Wie der Ukraine-Krieg Geld nach Russland spült
Die EU-Energieminister beraten heute über Maßnahmen gegen die russische Erpressung mit Energielieferungen. Denn während Europa hohe Preise zahlt und die Inflation in lichte Höhen steigt, sprudeln in Russland die Einnahmen. Schadet sich Europa mit den Sanktionen am Ende selbst am meisten?
"Wir sind im Prinzip in einem Wirtschaftskrieg", sagt der Ökonom Vasily Astrov vom Wiener Institut für Internationale Wirtschaftsvergleiche (WIIW) zum KURIER. "Natürlich hat das auch negative Folgen für Europa."

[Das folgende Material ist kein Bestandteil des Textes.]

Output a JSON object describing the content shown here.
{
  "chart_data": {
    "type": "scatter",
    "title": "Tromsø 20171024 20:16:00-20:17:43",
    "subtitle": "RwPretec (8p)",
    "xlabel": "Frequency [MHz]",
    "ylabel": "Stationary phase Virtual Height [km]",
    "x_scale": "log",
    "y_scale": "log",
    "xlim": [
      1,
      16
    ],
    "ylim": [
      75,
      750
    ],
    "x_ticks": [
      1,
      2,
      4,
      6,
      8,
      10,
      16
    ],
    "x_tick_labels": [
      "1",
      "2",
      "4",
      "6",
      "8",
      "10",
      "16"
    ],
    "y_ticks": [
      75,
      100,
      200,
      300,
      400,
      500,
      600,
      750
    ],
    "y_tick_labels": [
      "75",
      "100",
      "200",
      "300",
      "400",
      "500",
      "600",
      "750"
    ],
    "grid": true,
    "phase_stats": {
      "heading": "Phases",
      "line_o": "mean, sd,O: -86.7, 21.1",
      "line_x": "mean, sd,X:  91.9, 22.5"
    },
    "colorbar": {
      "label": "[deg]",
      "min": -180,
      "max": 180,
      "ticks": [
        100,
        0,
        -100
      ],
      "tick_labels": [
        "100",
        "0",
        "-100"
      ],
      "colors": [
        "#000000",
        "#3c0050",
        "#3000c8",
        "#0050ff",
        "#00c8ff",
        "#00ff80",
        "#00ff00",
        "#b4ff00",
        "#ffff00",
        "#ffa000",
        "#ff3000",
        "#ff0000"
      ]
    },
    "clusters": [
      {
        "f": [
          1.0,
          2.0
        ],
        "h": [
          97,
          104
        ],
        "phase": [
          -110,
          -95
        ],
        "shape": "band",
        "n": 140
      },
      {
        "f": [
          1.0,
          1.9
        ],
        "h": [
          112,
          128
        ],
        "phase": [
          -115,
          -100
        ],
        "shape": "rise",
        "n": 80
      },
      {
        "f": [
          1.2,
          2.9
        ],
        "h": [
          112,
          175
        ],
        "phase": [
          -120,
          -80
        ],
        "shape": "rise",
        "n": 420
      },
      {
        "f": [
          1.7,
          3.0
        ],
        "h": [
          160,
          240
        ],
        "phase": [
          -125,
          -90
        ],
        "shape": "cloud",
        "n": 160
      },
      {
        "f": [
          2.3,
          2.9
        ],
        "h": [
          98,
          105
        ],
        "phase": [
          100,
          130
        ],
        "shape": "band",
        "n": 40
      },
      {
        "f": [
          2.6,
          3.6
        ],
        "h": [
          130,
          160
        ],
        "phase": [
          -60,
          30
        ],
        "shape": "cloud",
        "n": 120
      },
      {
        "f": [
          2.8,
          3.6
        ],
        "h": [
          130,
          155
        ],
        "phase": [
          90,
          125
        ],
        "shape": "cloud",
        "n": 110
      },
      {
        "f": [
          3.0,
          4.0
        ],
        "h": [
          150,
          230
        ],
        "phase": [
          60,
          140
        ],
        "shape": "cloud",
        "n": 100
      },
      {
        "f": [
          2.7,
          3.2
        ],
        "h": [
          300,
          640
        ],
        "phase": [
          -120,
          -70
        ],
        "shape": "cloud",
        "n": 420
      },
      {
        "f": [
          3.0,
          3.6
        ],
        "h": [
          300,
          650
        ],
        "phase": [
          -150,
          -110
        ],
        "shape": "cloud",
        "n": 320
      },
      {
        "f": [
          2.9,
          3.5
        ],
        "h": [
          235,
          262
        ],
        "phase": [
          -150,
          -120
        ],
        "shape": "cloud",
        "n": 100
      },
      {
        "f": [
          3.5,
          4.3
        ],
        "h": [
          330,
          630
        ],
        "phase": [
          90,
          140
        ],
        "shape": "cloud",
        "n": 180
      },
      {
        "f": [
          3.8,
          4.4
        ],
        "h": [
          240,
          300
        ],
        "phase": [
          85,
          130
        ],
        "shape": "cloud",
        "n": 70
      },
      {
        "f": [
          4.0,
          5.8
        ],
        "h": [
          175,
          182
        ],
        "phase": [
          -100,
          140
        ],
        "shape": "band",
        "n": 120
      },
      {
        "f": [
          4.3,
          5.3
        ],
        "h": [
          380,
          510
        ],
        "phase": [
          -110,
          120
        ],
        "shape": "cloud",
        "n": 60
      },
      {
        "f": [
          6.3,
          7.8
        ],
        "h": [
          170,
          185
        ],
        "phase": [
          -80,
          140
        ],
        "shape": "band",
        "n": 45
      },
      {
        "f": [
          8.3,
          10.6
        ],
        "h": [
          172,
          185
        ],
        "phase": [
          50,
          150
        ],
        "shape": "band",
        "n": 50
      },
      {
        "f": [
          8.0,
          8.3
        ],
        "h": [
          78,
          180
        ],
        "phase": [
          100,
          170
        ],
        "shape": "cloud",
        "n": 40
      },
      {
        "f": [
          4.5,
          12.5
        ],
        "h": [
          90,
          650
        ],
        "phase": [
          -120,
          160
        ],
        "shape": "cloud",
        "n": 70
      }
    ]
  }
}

Wladimir Putin gab sich zuletzt stark: Man werde "überhaupt nichts liefern, wenn das unseren Interessen widerspricht", tönte der russische Präsident, wohl auch als Verweis auf die derzeit ausgesetzten Gaslieferungen über die Ostseepipeline Nord Stream 1. Die Wirtschaftsleistung soll heuer nach offiziellen Angaben zwar sinken, allerdings nur um 3 Prozent. Kommendes Jahr soll der Rückgang nur noch 0,9 Prozent betragen.
Öl- und Gasexporte
Einen Polster verschaffen der russischen Wirtschaft dabei die hohen Erlöse aus dem Export von fossilen Energieträgern, denn die Weltmarktpreise sind im vergangenen Jahr stark angestiegen. Seit dem Überfall auf die Ukraine belaufen sich die Einnahmen daraus auf 158 Milliarden Euro – und der größte Abnehmer war unverändert die EU.
Von den Einfuhren in Höhe von 87 Mrd. Euro entfallen mehr als die Hälfte auf Öl, 40 Prozent auf Gas und der Rest auf Kohle, schätzt das finnische Centre for Research on Energy and Clean Air (CREA). Insbesondere beim Gas zeigt sich: Europa zahlt viel und bekommt dafür deutlich weniger (siehe Grafik). Der Staatskonzern Gazprom hat im ersten Halbjahr 41 Milliarden Euro Gewinn verbucht und damit deutlich mehr als im gesamten Vorjahr (27,5 Mrd. Euro).
Auch das EU-Ölembargo spielt bisher Russland in die Karten. „Die Art und Weise, wie dieses Energieembargo verhängt wurde, war eindeutig kontraproduktiv“, sagt Astrov. Denn dass es erst Ende des Jahres in Kraft trete, führe zu Hamsterkäufen und höheren Preise.
Ein ähnlicher Effekt zeigt sich bei Industriemetallen. Von März bis Juli haben die USA und EU-Staaten um 70 Prozent mehr Nickel und Aluminium aus Russland importiert, zum Gegenwert von knapp 2 Mrd. Euro. In Österreich stiegen die Einfuhren aus Russland im ersten Halbjahr um 173 Prozent auf 4,37 Mrd. Euro. Dahinter steht vor allem der gestiegene Gaspreis.
Wirtschaftsleistung
Ein Geheimpapier des Kreml zeichnet indessen ein weniger rosiges Bild von der russischen Wirtschaft, vermeldete die Nachrichtenagentur Bloomberg. In zwei von drei Szenarien wird mit einem massiven Einbruch gerechnet, das Vorkrisenniveau könnte dann frühestens im Jahr 2030 erreicht werden. Demnach wäre vor allem die Industrie betroffen.
So sei die pharmazeutische Industrie in Russland etwa zu 80 Prozent auf importierte Vorprodukte angewiesen, auch im Maschinenbau sei die Abhängigkeit davon groß, sagt Astrov. Einige Sanktionen würden ihre Wirkung "nicht über Nacht" entfalten.
Mittel- bis langfristig werden sich laut dem Experten die Handelsbeschränkungen am stärksten auswirken – und hier vor allem die Importe von Hightech-Produkten wie höherwertigen Mikrochips. Der Import über Drittländer sei zwar möglich, die Preise seien dabei aber höher und die Produktpalette kleiner. Die Einfuhren seien derzeit "sehr weit entfernt" vom Vorkrisenniveau, sagt Astrov.
In den kommenden Monaten könnte der Effekt auf das Bruttoinlandsprodukt vergleichbar sein, schätzt Astrov. Aber "mittelfristig steht Russland eindeutig schlechter da als die EU". Insbesondere wenn Europa die Gasimporte nachhaltig reduziert, würden Russland Einnahmen fehlen. Denn 80 Prozent der Gasexporte gehen über Pipelines und könnten nicht schnell diversifiziert werden. Zwar könne Russland neue Pipelines und zusätzliche Verflüssigungsanlagen bauen, insbesondere ohne Zugang zu westlichen Technologien würde das aber viel Zeit und Geld brauchen.